So much energy, right here for his taking. He could level the woods around them, could destroy the entire city.
But he couldn’t save one person.
He slid his hand against her throat, checking for a pulse he knew wasn’t there. His fingers slid through blood, and he choked on another sob.
Blood.
He remembered the night Becca’s father had tried to kill them all, when they’d been standing in three feet of water, and Chris had been so sure Becca was dead. They’d pulled her broken body from a mangled car. Blood had been everywhere. Chris had cut his hand on glass, and he’d put his blood to hers.
He’d fed his power into her.
She’d been healed.
She’d lived.
But Becca was an Elemental a Fifth, like Hunter. Had that been part of it? Had her body known to draw from Chris’s energy, to heal itself?
Gabriel didn’t know. But he was already pounding his knuckles into the rough concrete of the aisle, feeling the skin break.
He was already inciting the flames higher, pulling power from the fire, drawing strength from the inferno around him.
Energy coiled inside him, waiting for release. He felt strong, like he could tear this building down. Like he could destroy towns. Cities. Like energy could pour from his fingertips with the power of a hundred suns.
Gabriel coiled his hand into a fist and pressed his knuckles to her forehead, blood to blood.
And then he drove all that energy into her.
Layne’s body jerked so hard he almost dropped her. But then she didn’t move.
“Layne!” He caught her up against his chest. Her head fell against his shoulder. “Layne?”
Nothing.
He choked on another sob.
And then her body jerked again, not quite as violently.
She started coughing.
“Holy shit,” he said.
And then he was running, scrambling out of the barn before the raging fire he’d drawn could bring the whole thing down around them.
He got her into the grass, in the bright sunlight, where fifteen minutes ago they’d been lying together. Horses were clustered together along the fenceline, some inside the field, some out. He could see blood on some, could smell burned hair.
But he was more worried about Layne. Her clothes were blackened with soot, her face streaked with blood.
But he didn’t see a cut at her hairline. And she wasn’t coughing now, just drawing in big gasps of air.
He could hear sirens.
“Talk to me,” he said. It sounded like he was crying. “Layne please. Talk to me.”

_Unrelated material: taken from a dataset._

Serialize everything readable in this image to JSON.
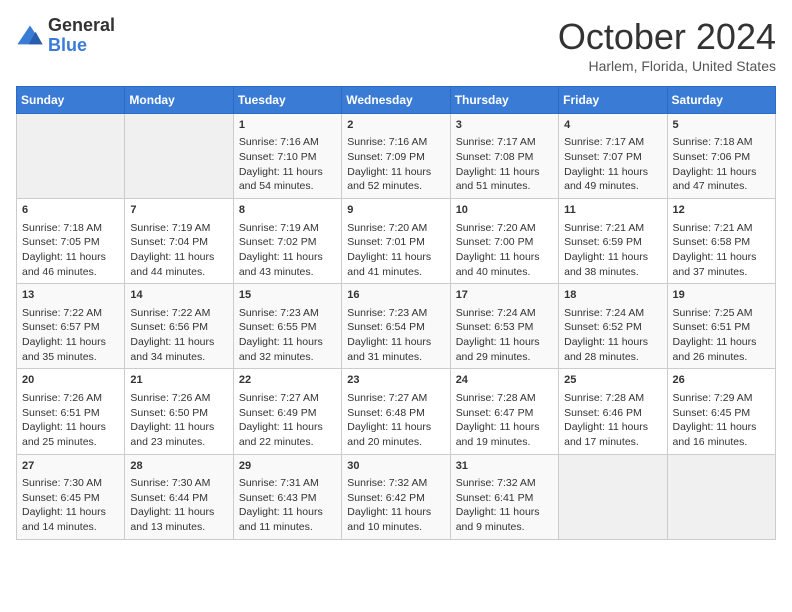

She coughed then. “Are they . . . are they out?”
He didn’t have the heart to tell her some hadn’t gotten out.
He took a breath, ready to lie.
But she grabbed his arm, her nails digging into his skin.
“Truth,” she coughed.
He stared down at her. And shook his head.
She started crying.
“I’m sorry,” he said, choking on the words. “I’m so sorry.”

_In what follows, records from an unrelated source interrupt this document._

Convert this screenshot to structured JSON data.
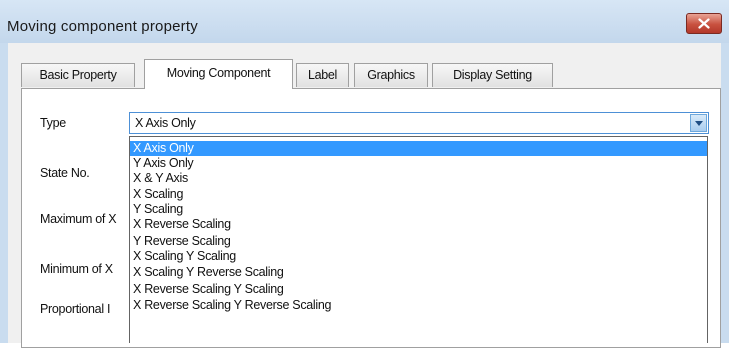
{
  "window": {
    "title": "Moving component property",
    "close_icon": "close-icon",
    "accent_close": "#c8513f",
    "highlight_color": "#3399ff"
  },
  "tabs": [
    {
      "label": "Basic Property",
      "selected": false
    },
    {
      "label": "Moving Component",
      "selected": true
    },
    {
      "label": "Label",
      "selected": false
    },
    {
      "label": "Graphics",
      "selected": false
    },
    {
      "label": "Display Setting",
      "selected": false
    }
  ],
  "form": {
    "type_label": "Type",
    "state_label": "State No.",
    "max_label": "Maximum of X",
    "min_label": "Minimum of X",
    "proportional_label": "Proportional I"
  },
  "type_combo": {
    "value": "X Axis Only",
    "arrow_icon": "chevron-down-icon"
  },
  "type_options": [
    "X Axis Only",
    "Y Axis Only",
    "X & Y Axis",
    "X Scaling",
    "Y Scaling",
    "X Reverse Scaling",
    "Y Reverse Scaling",
    "X Scaling Y Scaling",
    "X Scaling Y Reverse Scaling",
    "X Reverse Scaling Y Scaling",
    "X Reverse Scaling Y Reverse Scaling"
  ],
  "highlighted_option": "X Axis Only"
}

The sirens were getting closer. Flashing lights strobed through the trees at the end of the property.
He couldn’t be here.
“Layne,” he said. “I have to go.”
She stared back at him. Her eyes were piercing, alert through the tears.
“I’m sorry,” he whispered.
“I knew you’d run,” she said.
The words hit him like a fist. He fell back.
But she was right: he ran like hell.
CHAPTER 32
Gabriel didn’t see the trees, didn’t feel the air on his face. He didn’t feel the pain in his legs, the way the cool air burned his lungs. He just ran. It took every ounce of focus to keep moving forward, to run away from Layne.
He wanted to bolt back to her, to erase that look from her eyes. To hold her hand while the firefighters turned his flames into smoke and bits of cinder.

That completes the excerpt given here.